Hackers from the group Xenotime, which made news for compromising a Saudi oil facility in 2017, have now targeted American electrical utilities.
For the past several months, Xenotime has been probing power plants in the U.S., looking for vulnerabilities, according to a blog post by Dragos, the cybersecurity firm that first noticed Xenotime’s efforts. Though Dragos didn’t see any evidence that Xenotime had succeeded, the news is a troubling sign that our critical infrastructure could be taken down with some well-targeted keystrokes.
Slow and Steady
Xenotime is known for Triton, malware that can disable safety systems in power plants, nuclear facilities, and other facilities, according to the MIT Technology Review. That’s the code that Xenotime used to attack that Saudi oil plant after spending over a year searching for a way into the system.

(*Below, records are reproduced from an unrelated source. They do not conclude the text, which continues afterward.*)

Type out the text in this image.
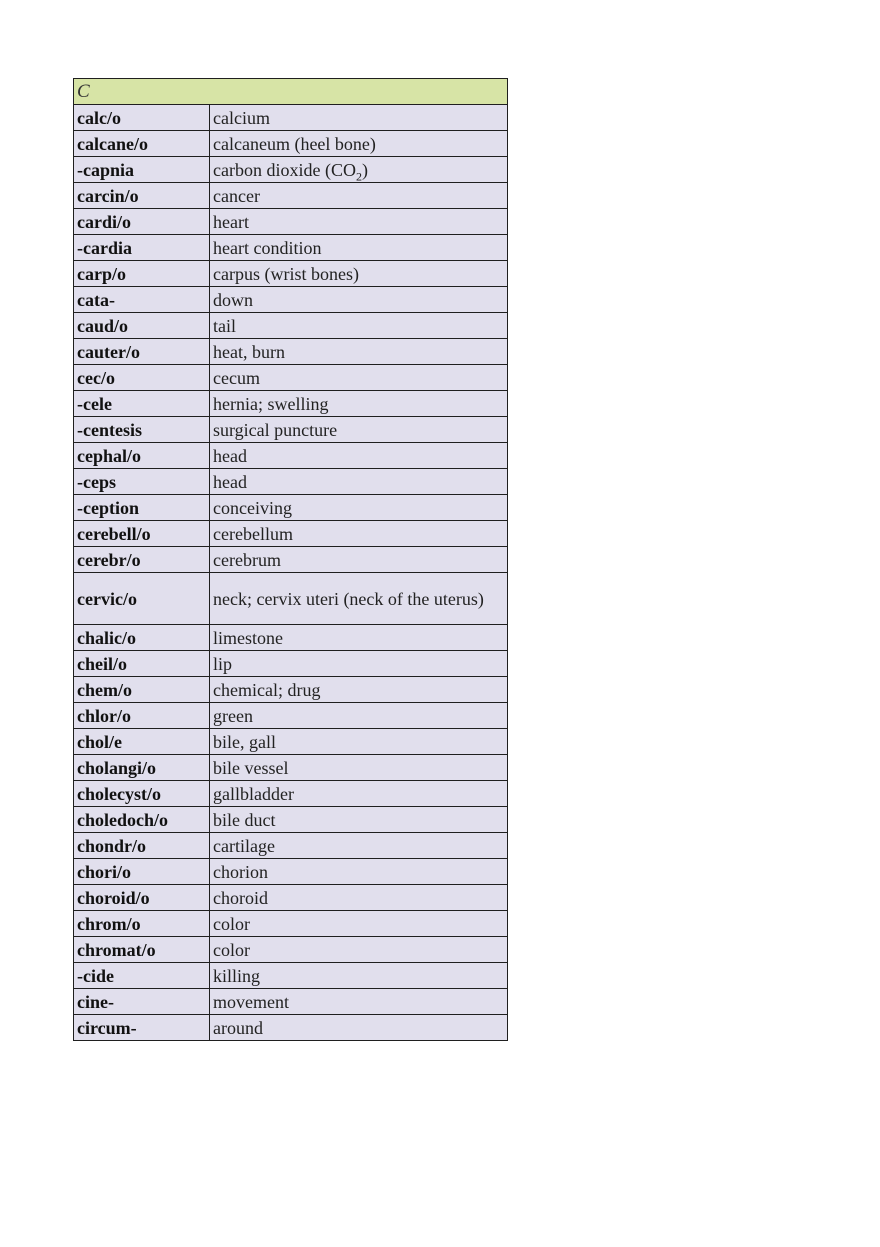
C	
calc/o	calcium
calcane/o	calcaneum (heel bone)
-capnia	carbon dioxide $(CO_2)$
carcin/o	cancer
cardi/o	heart
-cardia	heart condition
carp/o	carpus (wrist bones)
cata-	down
caud/o	tail
cauter/o	heat, burn
cec/o	cecum
-cele	hernia; swelling
-centesis	surgical puncture
cephal/o	head
-ceps	head
-ception	conceiving
cerebell/o	cerebellum
cerebr/o	cerebrum
cervic/o	neck; cervix uteri (neck of the uterus)
chalic/o	limestone
cheil/o	lip
chem/o	chemical; drug
chlor/o	green
chol/e	bile, gall
cholangi/o	bile vessel
cholecyst/o	gallbladder
choledoch/o	bile duct
chondr/o	cartilage
chori/o	chorion
choroid/o	choroid
chrom/o	color
chromat/o	color
-cide	killing
cine-	movement
circum-	around
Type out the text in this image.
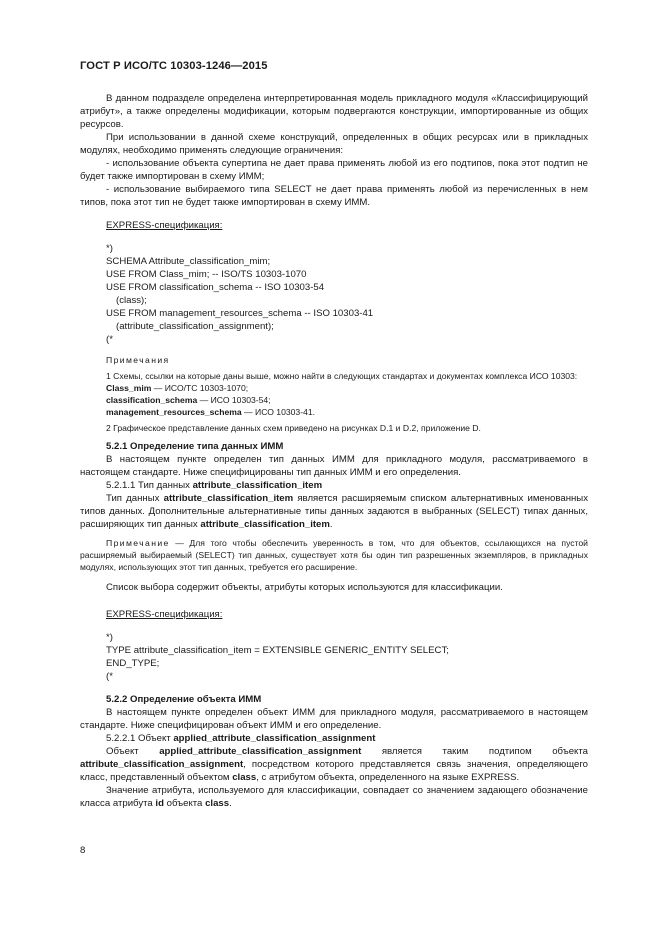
ГОСТ Р ИСО/ТС 10303-1246—2015

В данном подразделе определена интерпретированная модель прикладного модуля «Классифицирующий атрибут», а также определены модификации, которым подвергаются конструкции, импортированные из общих ресурсов.

При использовании в данной схеме конструкций, определенных в общих ресурсах или в прикладных модулях, необходимо применять следующие ограничения:

- использование объекта супертипа не дает права применять любой из его подтипов, пока этот подтип не будет также импортирован в схему ИММ;

- использование выбираемого типа SELECT не дает права применять любой из перечисленных в нем типов, пока этот тип не будет также импортирован в схему ИММ.

EXPRESS-спецификация:

*)

SCHEMA Attribute_classification_mim;

USE FROM Class_mim; -- ISO/TS 10303-1070

USE FROM classification_schema -- ISO 10303-54

(class);

USE FROM management_resources_schema -- ISO 10303-41

(attribute_classification_assignment);

(*

Примечания

1 Схемы, ссылки на которые даны выше, можно найти в следующих стандартах и документах комплекса ИСО 10303:

Class_mim — ИСО/ТС 10303-1070;

classification_schema — ИСО 10303-54;

management_resources_schema — ИСО 10303-41.

2 Графическое представление данных схем приведено на рисунках D.1 и D.2, приложение D.

5.2.1 Определение типа данных ИММ

В настоящем пункте определен тип данных ИММ для прикладного модуля, рассматриваемого в настоящем стандарте. Ниже специфицированы тип данных ИММ и его определения.

5.2.1.1 Тип данных attribute_classification_item

Тип данных attribute_classification_item является расширяемым списком альтернативных именованных типов данных. Дополнительные альтернативные типы данных задаются в выбранных (SELECT) типах данных, расширяющих тип данных attribute_classification_item.

Примечание — Для того чтобы обеспечить уверенность в том, что для объектов, ссылающихся на пустой расширяемый выбираемый (SELECT) тип данных, существует хотя бы один тип разрешенных экземпляров, в прикладных модулях, использующих этот тип данных, требуется его расширение.

Список выбора содержит объекты, атрибуты которых используются для классификации.

EXPRESS-спецификация:

*)

TYPE attribute_classification_item = EXTENSIBLE GENERIC_ENTITY SELECT;

END_TYPE;

(*

5.2.2 Определение объекта ИММ

В настоящем пункте определен объект ИММ для прикладного модуля, рассматриваемого в настоящем стандарте. Ниже специфицирован объект ИММ и его определение.

5.2.2.1 Объект applied_attribute_classification_assignment

Объект applied_attribute_classification_assignment является таким подтипом объекта attribute_classification_assignment, посредством которого представляется связь значения, определяющего класс, представленный объектом class, с атрибутом объекта, определенного на языке EXPRESS.

Значение атрибута, используемого для классификации, совпадает со значением задающего обозначение класса атрибута id объекта class.

8
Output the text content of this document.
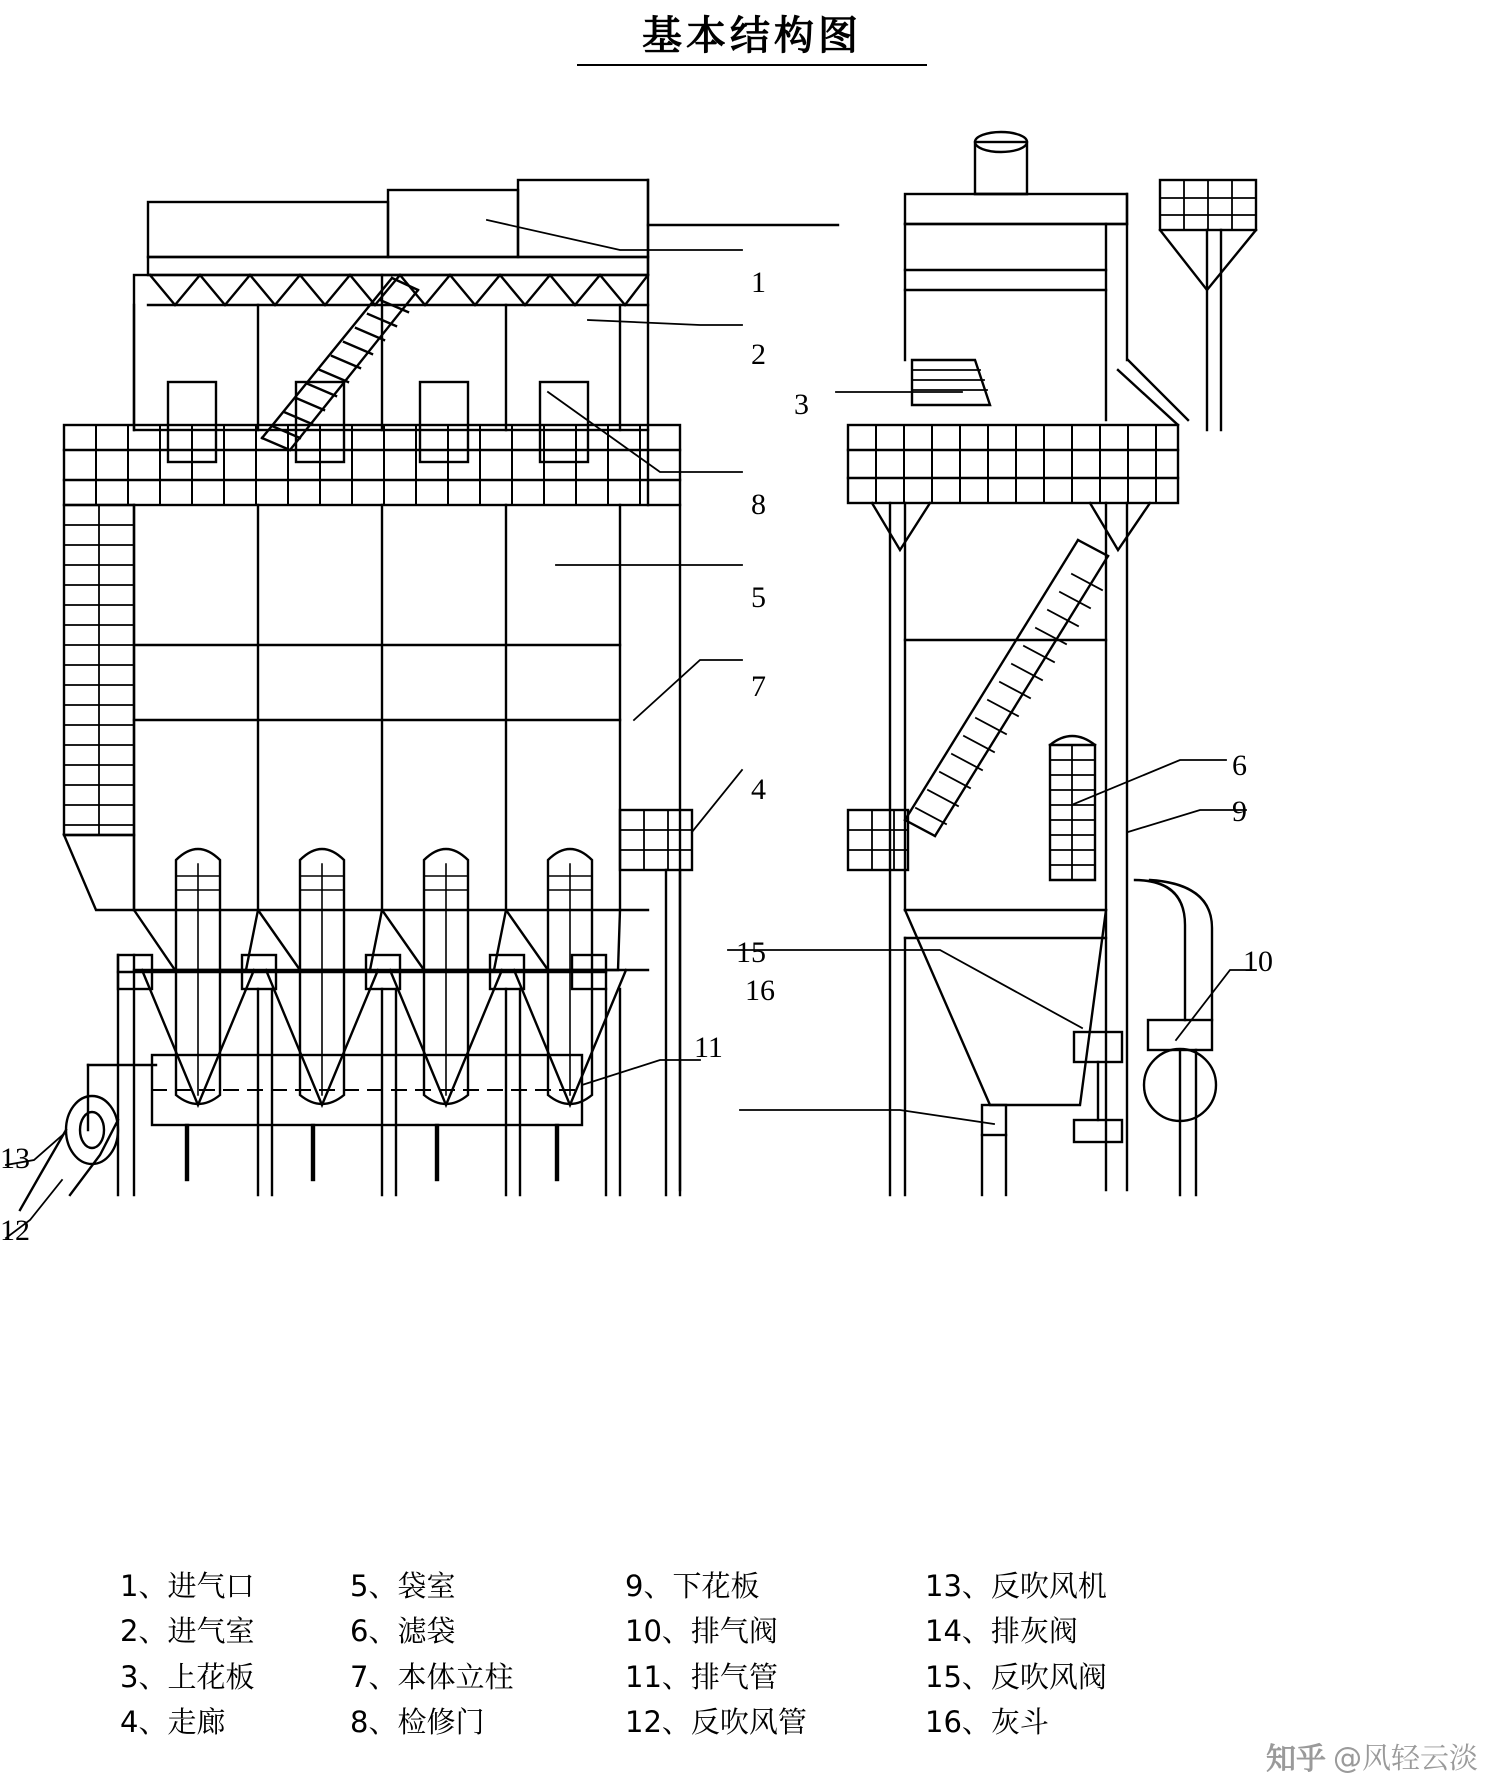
基本结构图
1
2
3
8
5
7
4
6
9
15	10
16
11
13
12
1、进气口	5、袋室	9、下花板	13、反吹风机
2、进气室	6、滤袋	10、排气阀	14、排灰阀
3、上花板	7、本体立柱	11、排气管	15、反吹风阀
4、走廊	8、检修门	12、反吹风管	16、灰斗
知乎 @风轻云淡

And it’s that persistence that’s most troubling.
“While none of the electric utility targeting events has resulted in a known, successful intrusion into victim organizations to date, the persistent attempts, and expansion in scope is cause for definite concern,” reads the Dragos blog.
Dragos recommends that these power plants and other possible targets invest now in systems that will let them reclaim control from a successful hacker and quickly resume business as usual.
“Utilities, companies, and governments must work cooperatively around the world and across industrial sectors to jointly defend lives and infrastructure from the increasing scope and scale of offensive critical infrastructure cyber attack,” concludes the blog.